Serta merta, mungkin karena pengaruh beriman, kita akan memilih penggalan pertama dari pertanyaan “Apakah Al-Quran adalah wahyu murni yang sakral atau produk budaya?”. Namun kemudian saat pertanyaan lain membuntuti, “Bagaimana Al-Quran, wahyu yang sakral itu, menyinggung kejadian-kejadian yang ada di bumi, membincang masa lalu dan depan, menyeru kepada utusan Tuhan dan hamba-Nya, sementara ia tetap terjaga dalam kuasa Tuhan yang transenden?”. Mungkin kaki kita akan mundur ke belakang dan berpikir kembali.
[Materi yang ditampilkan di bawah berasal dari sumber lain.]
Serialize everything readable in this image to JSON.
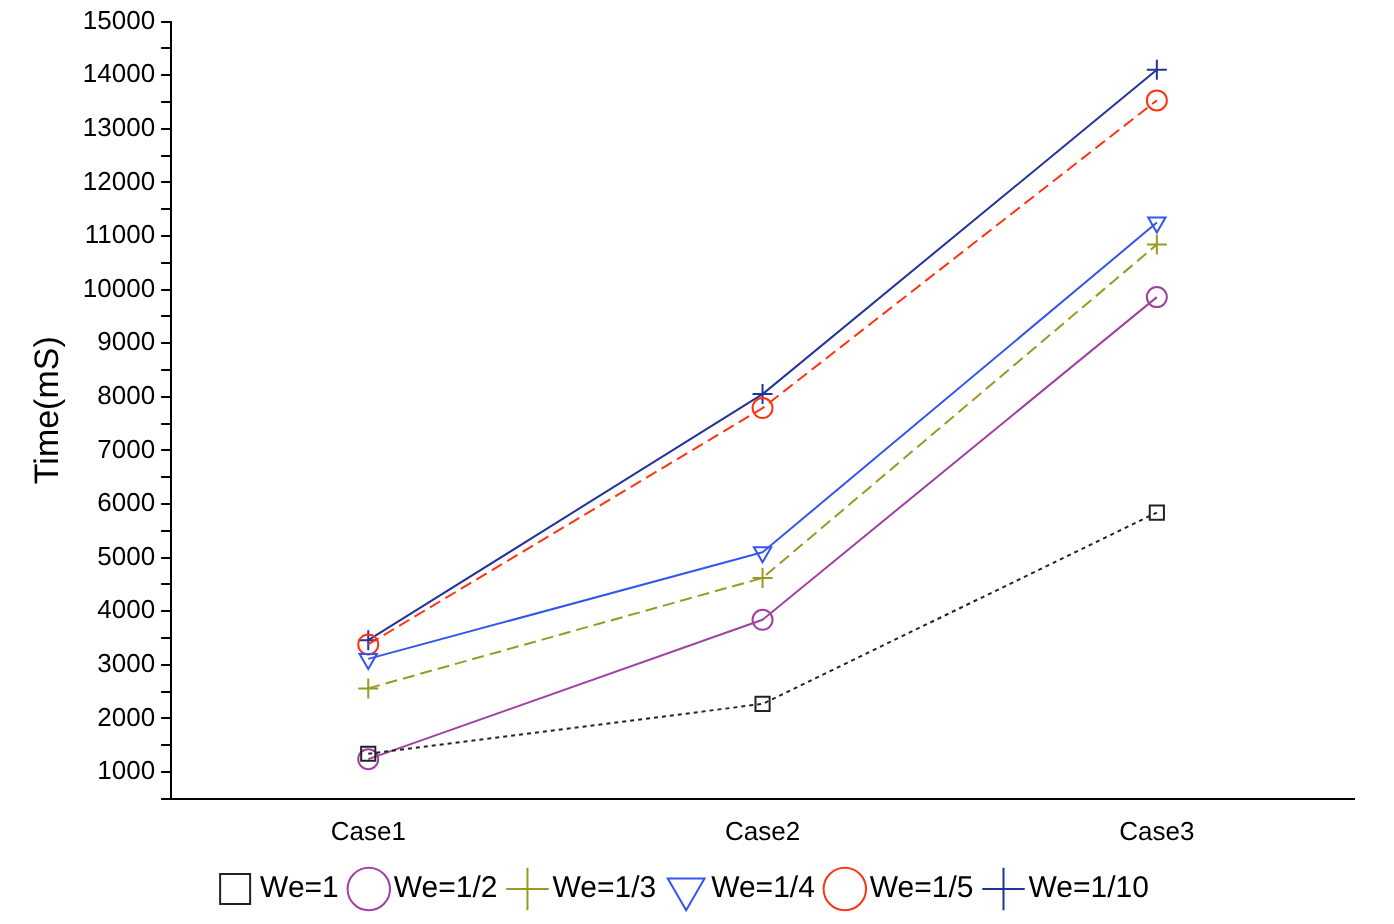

Sifat transenden yang sering dilekatkan pada agama membuat hampir segala hal dalam agama bersifat seragam. Lantas menjadi tidak masalah, karena sifat transendenlah yang membuat agama menjadi tetap dipercaya sebagai hal yang otentik. Begitu pun domain ketuhanan yang sifatnya eksklusif menjadikan agama tetap selalu berada dalam genggaman Tuhan. Tidak jauh berbeda dengan sifat-sifat lainnya yang selalu mengarah pada hal-hal di luar jangkauan manusia. Namun meskipun begitu, yang penting dicatat adalah itu semua menjadi benar saat apa yang ada dalam jangkauan Tuhan masih berada di dunia sana. Tetapi saat Tuhan menghendaki itu untuk turun ke dunia sini dan membiarkan berbaur dengan campur tangan manusia, maka lain ladang lain belalang.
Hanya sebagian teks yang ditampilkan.